9月は乃木希典・静子夫妻が明治天皇に殉死した時期なります。
世界にも旅順要塞を陥落させた指揮官として知られた彼が、なぜ殉死という死に方を選んだのか・・・。
近代と武士道が混在した時代を振り返りたいと思います。
1912年9月13日、明治天皇の大葬が執り行われました。その最中、乃木希典・静子夫人は殉死して果てます。
乃木将軍と言えば、日露戦争での旅順攻防戦で旅順要塞を陥落させた指揮官として世界的にも知られていた人物です。
旅順要塞は当時の技術と兵器の粋を集めた「永久要塞」として名高く、ロシアも「数年は持ちこたえる」と豪語していた要塞で、それを半年で陥落させた指揮官なので、当然欧米でも名前は知られていました。
その彼が、殉死というおよそ前時代的な死に方を選んだことは当時の欧米で広く報道されました。
しかし戦時中からの彼の言動から考えると、この選択は十分予想できたともいえます。
旅順要塞攻防終了後、乃木は守備隊指揮官ステッセルと会談し対等の立場で面会し記念撮影を行っています。
また、互いに贈り物を贈り合い奮闘をたたえ合っているのです。勝者としてあまりに謙虚で、敗者に対する気遣いは各国から賞賛を得ることになりました。

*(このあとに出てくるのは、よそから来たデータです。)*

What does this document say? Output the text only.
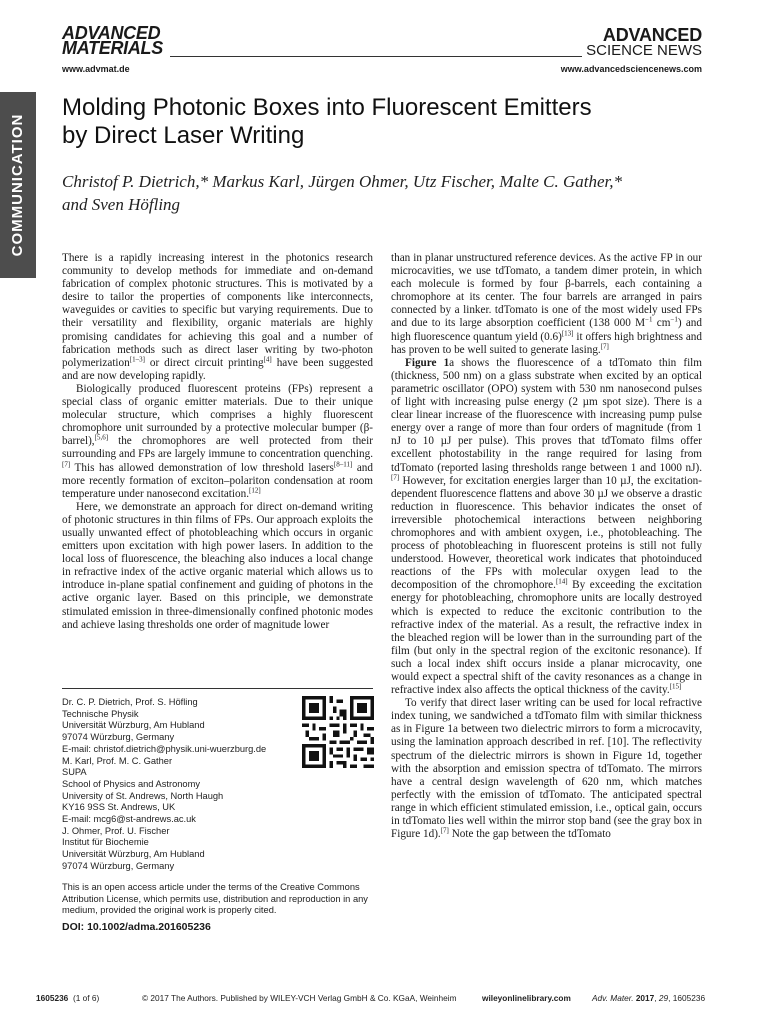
ADVANCED
MATERIALS
ADVANCED
SCIENCE NEWS
www.advmat.de	www.advancedsciencenews.com
COMMUNICATION
Molding Photonic Boxes into Fluorescent Emitters
by Direct Laser Writing
Christof P. Dietrich,* Markus Karl, Jürgen Ohmer, Utz Fischer, Malte C. Gather,*
and Sven Höfling

There is a rapidly increasing interest in the photonics research community to develop methods for immediate and on-demand fabrication of complex photonic structures. This is motivated by a desire to tailor the properties of components like interconnects, waveguides or cavities to specific but varying requirements. Due to their versatility and flexibility, organic materials are highly promising candidates for achieving this goal and a number of fabrication methods such as direct laser writing by two-photon polymerization[1–3] or direct circuit printing[4] have been suggested and are now developing rapidly.

Biologically produced fluorescent proteins (FPs) represent a special class of organic emitter materials. Due to their unique molecular structure, which comprises a highly fluorescent chromophore unit surrounded by a protective molecular bumper (β-barrel),[5,6] the chromophores are well protected from their surrounding and FPs are largely immune to concentration quenching.[7] This has allowed demonstration of low threshold lasers[8–11] and more recently formation of exciton–polariton condensation at room temperature under nanosecond excitation.[12]

Here, we demonstrate an approach for direct on-demand writing of photonic structures in thin films of FPs. Our approach exploits the usually unwanted effect of photobleaching which occurs in organic emitters upon excitation with high power lasers. In addition to the local loss of fluorescence, the bleaching also induces a local change in refractive index of the active organic material which allows us to introduce in-plane spatial confinement and guiding of photons in the active organic layer. Based on this principle, we demonstrate stimulated emission in three-dimensionally confined photonic modes and achieve lasing thresholds one order of magnitude lower

Dr. C. P. Dietrich, Prof. S. Höfling
Technische Physik
Universität Würzburg, Am Hubland
97074 Würzburg, Germany
E-mail: christof.dietrich@physik.uni-wuerzburg.de
M. Karl, Prof. M. C. Gather
SUPA
School of Physics and Astronomy
University of St. Andrews, North Haugh
KY16 9SS St. Andrews, UK
E-mail: mcg6@st-andrews.ac.uk
J. Ohmer, Prof. U. Fischer
Institut für Biochemie
Universität Würzburg, Am Hubland
97074 Würzburg, Germany
This is an open access article under the terms of the Creative Commons Attribution License, which permits use, distribution and reproduction in any medium, provided the original work is properly cited.
DOI: 10.1002/adma.201605236

than in planar unstructured reference devices. As the active FP in our microcavities, we use tdTomato, a tandem dimer protein, in which each molecule is formed by four β-barrels, each containing a chromophore at its center. The four barrels are arranged in pairs connected by a linker. tdTomato is one of the most widely used FPs and due to its large absorption coefficient (138 000 $M^{-1}$ $cm^{-1}$) and high fluorescence quantum yield (0.6)[13] it offers high brightness and has proven to be well suited to generate lasing.[7]

Figure 1a shows the fluorescence of a tdTomato thin film (thickness, 500 nm) on a glass substrate when excited by an optical parametric oscillator (OPO) system with 530 nm nanosecond pulses of light with increasing pulse energy (2 µm spot size). There is a clear linear increase of the fluorescence with increasing pump pulse energy over a range of more than four orders of magnitude (from 1 nJ to 10 µJ per pulse). This proves that tdTomato films offer excellent photostability in the range required for lasing from tdTomato (reported lasing thresholds range between 1 and 1000 nJ).[7] However, for excitation energies larger than 10 µJ, the excitation-dependent fluorescence flattens and above 30 µJ we observe a drastic reduction in fluorescence. This behavior indicates the onset of irreversible photochemical interactions between neighboring chromophores and with ambient oxygen, i.e., photobleaching. The process of photobleaching in fluorescent proteins is still not fully understood. However, theoretical work indicates that photoinduced reactions of the FPs with molecular oxygen lead to the decomposition of the chromophore.[14] By exceeding the excitation energy for photobleaching, chromophore units are locally destroyed which is expected to reduce the excitonic contribution to the refractive index of the material. As a result, the refractive index in the bleached region will be lower than in the surrounding part of the film (but only in the spectral region of the excitonic resonance). If such a local index shift occurs inside a planar microcavity, one would expect a spectral shift of the cavity resonances as a change in refractive index also affects the optical thickness of the cavity.[15]

To verify that direct laser writing can be used for local refractive index tuning, we sandwiched a tdTomato film with similar thickness as in Figure 1a between two dielectric mirrors to form a microcavity, using the lamination approach described in ref. [10]. The reflectivity spectrum of the dielectric mirrors is shown in Figure 1d, together with the absorption and emission spectra of tdTomato. The mirrors have a central design wavelength of 620 nm, which matches perfectly with the emission of tdTomato. The anticipated spectral range in which efficient stimulated emission, i.e., optical gain, occurs in tdTomato lies well within the mirror stop band (see the gray box in Figure 1d).[7] Note the gap between the tdTomato

1605236 (1 of 6)	© 2017 The Authors. Published by WILEY-VCH Verlag GmbH & Co. KGaA, Weinheim	wileyonlinelibrary.com	Adv. Mater. 2017, 29, 1605236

反面、明治天皇には多くの将兵を死なせたことを悔い、許されるなら自刃してお詫びしたいと涙ながらに訴えたと言われています。
明治天皇は死ぬのは自分が死んでからにしろと乃木を諫め、乃木は後に学習院長となり昭和天皇など多くの皇族を教育することになるのです。

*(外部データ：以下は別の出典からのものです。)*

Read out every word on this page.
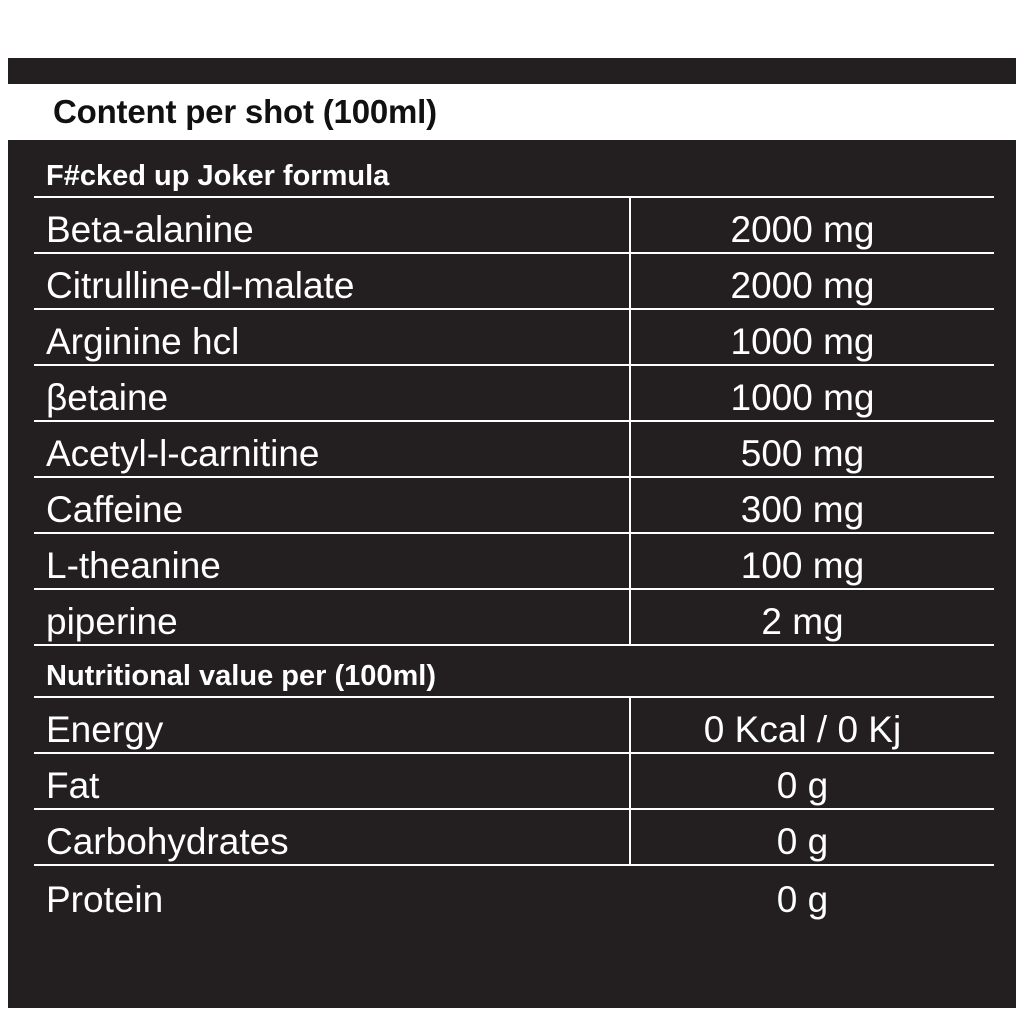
Content per shot (100ml)
F#cked up Joker formula
Beta-alanine	2000 mg
Citrulline-dl-malate	2000 mg
Arginine hcl	1000 mg
βetaine	1000 mg
Acetyl-l-carnitine	500 mg
Caffeine	300 mg
L-theanine	100 mg
piperine	2 mg
Nutritional value per (100ml)
Energy	0 Kcal / 0 Kj
Fat	0 g
Carbohydrates	0 g
Protein	0 g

学習院で行われた乃木式教育は昭和天皇はじめ多くの人物にとって人格形成に大きな影響を与えました。
昭和天皇は後に乃木が最も思春期の人格形成に影響を与えたと後述されているくらいです。
そんな彼が、古式に則り割腹しつつ、夫人が懐剣を胸に突き立てたのを見届けた後軍刀を膝に挟んで喉を突いて絶命しました。
近代戦の歴史を変えた立役者が、武士道に則った死を選んだという・・・理解できるような理解できないような事件があったのが9月になります。